URLs from external hosts in your reports
There might be cases when using reporting that you see listed hosts and urls that you don’t operate.
There are a few known situations when this can happen:
- When your articles specify a canonical outside of your property
- When users use a reverse proxy
- Shared Google Tag Manager across sites
- Audits on referral pages
- Sites copying your content including Marfeel tracking
By default, Marfeel attributes the traffic to the canonical URL informed on the page. If you are using syndicated content from a third-party site you might have to keep their canonical. On Marfeel all the traffic will be classified under the canonical url and domain, which might be different from your main domain.
If you want you can change the attribution using mrf:canonical
There are platforms and tools that allow users to browse sites using a reverse proxy. The users consume your site content from sites like
anonymousviewer.org. These sites get a copy of your site and serve it to their readers. Marfeel JS tracks these sessions and respects the canonical they inform which, in lots of cases, is rewritten to the proxied domain.
Shared Google Tag Manager
In case Marfeel is implemented via Google Tag Manager make sure it’s only active on the desired sites. In multi property GTM instances you might deploy the pixel to multiple properties by mistake.
Domains copying your content
If that’s the case get in touch with the Marfeel Support and we’ll try to help providing a list of the URLs generating the hits.
Audits of pages on domains you don’t own
The Marfeel Editorial crawler crawls any url with a real user hit. If it’s under the same domain, It also crawls the referral url to provide
Previous pages information.
URLs discovered by the Editorial crawler are then processed by the Audits crawler.
There are publishers that add the Marfeel pixel only on certain folders or urls that live within the main domain of a different publication. i.e.

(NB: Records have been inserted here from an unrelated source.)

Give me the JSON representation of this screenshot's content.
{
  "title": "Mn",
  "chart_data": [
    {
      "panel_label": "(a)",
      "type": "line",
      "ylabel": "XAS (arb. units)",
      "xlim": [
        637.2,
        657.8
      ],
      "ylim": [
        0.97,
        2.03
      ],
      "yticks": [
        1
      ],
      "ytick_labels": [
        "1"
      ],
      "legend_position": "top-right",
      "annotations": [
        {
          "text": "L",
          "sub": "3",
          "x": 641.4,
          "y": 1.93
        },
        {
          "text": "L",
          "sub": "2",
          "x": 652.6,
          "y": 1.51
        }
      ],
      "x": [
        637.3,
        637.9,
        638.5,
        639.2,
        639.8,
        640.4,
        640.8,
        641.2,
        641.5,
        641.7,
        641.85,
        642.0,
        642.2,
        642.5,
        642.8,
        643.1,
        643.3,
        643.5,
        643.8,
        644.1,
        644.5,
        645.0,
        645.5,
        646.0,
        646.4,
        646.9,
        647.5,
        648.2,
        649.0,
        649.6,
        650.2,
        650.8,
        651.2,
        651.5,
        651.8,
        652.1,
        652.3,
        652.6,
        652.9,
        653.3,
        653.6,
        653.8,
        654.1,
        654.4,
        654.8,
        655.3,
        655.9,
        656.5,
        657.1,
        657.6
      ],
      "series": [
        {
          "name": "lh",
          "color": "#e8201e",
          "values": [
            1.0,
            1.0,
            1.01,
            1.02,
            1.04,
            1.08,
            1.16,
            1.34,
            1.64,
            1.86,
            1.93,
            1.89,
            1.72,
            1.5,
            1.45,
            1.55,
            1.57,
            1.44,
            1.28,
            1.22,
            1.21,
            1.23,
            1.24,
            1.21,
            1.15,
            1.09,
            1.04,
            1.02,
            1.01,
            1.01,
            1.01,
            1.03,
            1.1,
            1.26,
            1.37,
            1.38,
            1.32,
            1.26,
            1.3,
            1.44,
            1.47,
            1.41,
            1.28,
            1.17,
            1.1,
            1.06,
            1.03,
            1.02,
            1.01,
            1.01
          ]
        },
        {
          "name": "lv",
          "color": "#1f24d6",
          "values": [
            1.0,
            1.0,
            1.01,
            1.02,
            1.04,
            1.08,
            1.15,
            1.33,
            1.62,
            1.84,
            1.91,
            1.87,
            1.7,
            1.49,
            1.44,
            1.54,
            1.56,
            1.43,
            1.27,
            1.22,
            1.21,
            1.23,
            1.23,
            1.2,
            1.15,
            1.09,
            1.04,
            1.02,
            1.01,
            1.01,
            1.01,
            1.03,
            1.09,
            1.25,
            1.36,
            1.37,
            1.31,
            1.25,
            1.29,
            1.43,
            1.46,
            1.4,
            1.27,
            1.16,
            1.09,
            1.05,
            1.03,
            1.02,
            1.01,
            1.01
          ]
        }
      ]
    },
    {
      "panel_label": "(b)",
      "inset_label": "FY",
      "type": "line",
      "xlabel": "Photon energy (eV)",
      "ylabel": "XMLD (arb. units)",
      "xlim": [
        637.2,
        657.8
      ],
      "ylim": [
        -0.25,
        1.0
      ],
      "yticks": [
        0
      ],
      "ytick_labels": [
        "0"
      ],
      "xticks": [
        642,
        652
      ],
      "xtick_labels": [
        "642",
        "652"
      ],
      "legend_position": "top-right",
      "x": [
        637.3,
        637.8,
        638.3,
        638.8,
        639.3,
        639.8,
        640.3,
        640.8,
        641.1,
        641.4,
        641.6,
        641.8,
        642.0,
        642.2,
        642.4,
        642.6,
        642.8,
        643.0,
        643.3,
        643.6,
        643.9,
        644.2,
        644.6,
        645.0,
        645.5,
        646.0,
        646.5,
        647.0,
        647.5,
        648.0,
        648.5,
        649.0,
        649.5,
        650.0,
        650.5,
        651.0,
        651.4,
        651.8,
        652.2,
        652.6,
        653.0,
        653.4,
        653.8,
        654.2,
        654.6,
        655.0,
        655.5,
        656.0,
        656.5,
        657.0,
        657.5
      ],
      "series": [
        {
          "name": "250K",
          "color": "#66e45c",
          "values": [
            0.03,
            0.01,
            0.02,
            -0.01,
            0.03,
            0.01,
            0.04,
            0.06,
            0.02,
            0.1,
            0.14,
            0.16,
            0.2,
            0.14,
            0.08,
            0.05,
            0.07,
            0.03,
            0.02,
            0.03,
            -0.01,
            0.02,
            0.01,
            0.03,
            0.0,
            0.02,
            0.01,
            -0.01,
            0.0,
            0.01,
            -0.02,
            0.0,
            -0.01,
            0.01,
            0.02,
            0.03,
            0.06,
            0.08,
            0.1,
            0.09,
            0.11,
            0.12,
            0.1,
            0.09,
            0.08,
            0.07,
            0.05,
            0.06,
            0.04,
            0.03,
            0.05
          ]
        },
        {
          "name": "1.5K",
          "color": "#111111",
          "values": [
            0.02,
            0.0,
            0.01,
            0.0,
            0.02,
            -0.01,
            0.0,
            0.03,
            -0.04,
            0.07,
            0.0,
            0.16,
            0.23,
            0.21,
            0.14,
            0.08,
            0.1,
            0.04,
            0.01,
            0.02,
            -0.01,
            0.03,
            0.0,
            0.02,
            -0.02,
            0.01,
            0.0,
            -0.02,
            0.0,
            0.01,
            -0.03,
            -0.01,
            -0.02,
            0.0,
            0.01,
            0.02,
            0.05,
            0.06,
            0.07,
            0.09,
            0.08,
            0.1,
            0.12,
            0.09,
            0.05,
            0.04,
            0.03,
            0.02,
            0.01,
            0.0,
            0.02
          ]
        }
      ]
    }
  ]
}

The marfeel pixel is only present on
domainA.com/folder/article but not on
domainA.com. When a user coming from a page like
domainA.com/any/referral recirculates to
domainA.com/folder/article the Marfeel Editorial Crawler will crawl both the article and
domainA.com/any/referral urls. If any audit triggers on the latter, Marfeel will report the issues too even if the pixel is not present on the referral pages.